Pseudospectral methods for solution of the incompressible navier-stokes equations

Abstract

Abstract Four numerical schemes for solving the incompressible Navier-Stokes equations in primitive variables are discussed and compared. All use the Chebyshev pseudospectral matrix (CPSM) approach for evaluating spatial derivatives. Two of the methods are new and two are previously reported methods that have been recast in CPSM form in order to compare results.

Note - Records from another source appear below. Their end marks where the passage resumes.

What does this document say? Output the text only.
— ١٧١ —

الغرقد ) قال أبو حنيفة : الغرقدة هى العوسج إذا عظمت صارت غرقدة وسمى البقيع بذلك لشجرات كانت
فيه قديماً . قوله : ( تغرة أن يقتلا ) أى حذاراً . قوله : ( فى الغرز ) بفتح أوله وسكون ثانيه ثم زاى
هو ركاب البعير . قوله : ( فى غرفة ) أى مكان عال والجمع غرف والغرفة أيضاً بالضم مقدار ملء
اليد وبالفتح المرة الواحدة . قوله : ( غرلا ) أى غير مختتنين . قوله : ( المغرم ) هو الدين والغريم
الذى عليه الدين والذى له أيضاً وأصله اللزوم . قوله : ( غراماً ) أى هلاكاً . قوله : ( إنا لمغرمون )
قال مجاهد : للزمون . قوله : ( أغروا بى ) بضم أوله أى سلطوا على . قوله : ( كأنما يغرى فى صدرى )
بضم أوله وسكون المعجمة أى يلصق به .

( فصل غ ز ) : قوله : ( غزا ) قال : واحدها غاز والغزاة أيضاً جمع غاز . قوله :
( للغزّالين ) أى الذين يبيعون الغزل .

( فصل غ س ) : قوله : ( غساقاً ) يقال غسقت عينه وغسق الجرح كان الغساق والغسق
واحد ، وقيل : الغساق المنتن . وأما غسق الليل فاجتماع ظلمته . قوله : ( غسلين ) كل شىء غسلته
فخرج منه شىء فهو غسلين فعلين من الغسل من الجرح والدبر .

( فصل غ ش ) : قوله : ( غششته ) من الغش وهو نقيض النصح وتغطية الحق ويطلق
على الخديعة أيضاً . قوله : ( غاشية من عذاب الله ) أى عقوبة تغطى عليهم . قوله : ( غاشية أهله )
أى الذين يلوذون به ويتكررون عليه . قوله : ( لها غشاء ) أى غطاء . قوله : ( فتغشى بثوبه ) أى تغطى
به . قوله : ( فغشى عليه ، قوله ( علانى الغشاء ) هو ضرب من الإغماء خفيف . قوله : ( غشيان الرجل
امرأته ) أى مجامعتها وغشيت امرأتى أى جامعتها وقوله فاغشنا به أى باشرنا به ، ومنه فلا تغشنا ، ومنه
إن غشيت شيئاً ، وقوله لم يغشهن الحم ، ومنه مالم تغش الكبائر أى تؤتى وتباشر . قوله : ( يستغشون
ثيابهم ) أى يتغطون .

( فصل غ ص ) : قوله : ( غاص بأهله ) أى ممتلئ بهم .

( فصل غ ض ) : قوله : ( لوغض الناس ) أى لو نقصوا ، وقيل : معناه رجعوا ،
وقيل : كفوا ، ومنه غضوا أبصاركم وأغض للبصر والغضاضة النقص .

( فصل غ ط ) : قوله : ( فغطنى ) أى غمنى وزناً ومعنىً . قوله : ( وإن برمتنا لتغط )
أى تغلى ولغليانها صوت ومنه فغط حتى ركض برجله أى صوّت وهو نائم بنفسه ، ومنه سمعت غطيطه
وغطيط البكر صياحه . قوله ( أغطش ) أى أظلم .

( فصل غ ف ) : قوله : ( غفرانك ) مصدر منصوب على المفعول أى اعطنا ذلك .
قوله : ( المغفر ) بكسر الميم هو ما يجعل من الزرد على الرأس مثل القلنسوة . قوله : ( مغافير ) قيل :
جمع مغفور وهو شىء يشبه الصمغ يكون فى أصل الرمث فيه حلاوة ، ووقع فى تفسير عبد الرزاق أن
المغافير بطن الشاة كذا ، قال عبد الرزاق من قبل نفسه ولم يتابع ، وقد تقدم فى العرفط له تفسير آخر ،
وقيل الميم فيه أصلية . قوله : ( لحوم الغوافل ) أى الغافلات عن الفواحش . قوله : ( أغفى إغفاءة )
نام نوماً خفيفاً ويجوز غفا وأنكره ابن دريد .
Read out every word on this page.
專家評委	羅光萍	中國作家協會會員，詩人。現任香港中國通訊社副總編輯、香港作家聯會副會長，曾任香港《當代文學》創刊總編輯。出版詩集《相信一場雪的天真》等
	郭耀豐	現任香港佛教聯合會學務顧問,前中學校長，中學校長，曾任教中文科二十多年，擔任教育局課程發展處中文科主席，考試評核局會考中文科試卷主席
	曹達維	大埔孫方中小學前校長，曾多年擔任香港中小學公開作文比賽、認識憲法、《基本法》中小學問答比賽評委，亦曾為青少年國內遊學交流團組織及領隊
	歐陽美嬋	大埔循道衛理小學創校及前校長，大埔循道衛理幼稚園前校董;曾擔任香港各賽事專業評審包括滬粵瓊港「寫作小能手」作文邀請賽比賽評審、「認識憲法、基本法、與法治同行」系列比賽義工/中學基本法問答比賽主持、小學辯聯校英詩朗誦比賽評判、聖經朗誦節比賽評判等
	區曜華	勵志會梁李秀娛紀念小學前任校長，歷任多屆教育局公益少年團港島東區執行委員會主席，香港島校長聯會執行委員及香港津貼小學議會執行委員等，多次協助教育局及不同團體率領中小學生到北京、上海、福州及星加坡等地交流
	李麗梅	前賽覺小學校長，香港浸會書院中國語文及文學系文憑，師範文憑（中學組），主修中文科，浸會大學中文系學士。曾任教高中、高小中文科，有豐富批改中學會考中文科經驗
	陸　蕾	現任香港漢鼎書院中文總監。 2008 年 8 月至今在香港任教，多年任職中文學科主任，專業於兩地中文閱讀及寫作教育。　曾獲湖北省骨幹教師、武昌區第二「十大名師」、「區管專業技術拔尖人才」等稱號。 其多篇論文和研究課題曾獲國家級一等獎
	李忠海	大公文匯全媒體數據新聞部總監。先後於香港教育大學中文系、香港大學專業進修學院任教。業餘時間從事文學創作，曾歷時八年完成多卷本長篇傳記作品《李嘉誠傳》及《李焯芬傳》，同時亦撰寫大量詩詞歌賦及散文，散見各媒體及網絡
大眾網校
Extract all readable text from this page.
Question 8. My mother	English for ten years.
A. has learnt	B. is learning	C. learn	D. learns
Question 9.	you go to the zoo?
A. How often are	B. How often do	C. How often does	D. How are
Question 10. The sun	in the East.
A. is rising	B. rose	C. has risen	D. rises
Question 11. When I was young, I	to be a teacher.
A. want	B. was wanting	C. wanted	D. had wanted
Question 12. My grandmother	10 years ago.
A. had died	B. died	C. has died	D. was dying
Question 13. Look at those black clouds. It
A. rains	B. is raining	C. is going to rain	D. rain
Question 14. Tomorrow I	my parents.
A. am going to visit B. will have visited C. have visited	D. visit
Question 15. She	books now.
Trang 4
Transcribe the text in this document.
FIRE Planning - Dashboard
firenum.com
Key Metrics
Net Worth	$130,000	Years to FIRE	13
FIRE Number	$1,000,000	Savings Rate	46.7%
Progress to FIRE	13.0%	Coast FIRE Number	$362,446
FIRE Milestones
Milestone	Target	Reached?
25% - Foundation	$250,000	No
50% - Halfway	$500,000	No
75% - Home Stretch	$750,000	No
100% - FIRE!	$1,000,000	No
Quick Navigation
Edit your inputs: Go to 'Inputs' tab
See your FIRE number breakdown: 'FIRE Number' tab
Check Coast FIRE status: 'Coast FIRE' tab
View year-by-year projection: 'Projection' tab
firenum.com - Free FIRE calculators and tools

The methods are (1) time-splitting of velocity and pressure (the projection method) with prescribed boundary conditions on the velocity only and satisfaction of the continuity equation at boundaries to close the system (no pressure boundary conditions required), (2) a quasi-velocity potential formulation with either continuity or Neumann boundary conditions, (3) direct solution of velocity and pressure with prescribed boundary conditions on velocity and either Neumann or continuity conditions for the pressure, and (4) the influence matrix technique with prescribed velocity and pressure boundary conditions specified to satisfy continuity. All the methods share one characteristic: a Poisson equation must be solved for either the pressure or quasi-potential field. When applied to the test problem of a thermally driven cavity flow, it was found that the best accuracy was obtained by all methods that employed satisfaction of continuity as the boundary condition for solution of the Poisson equation.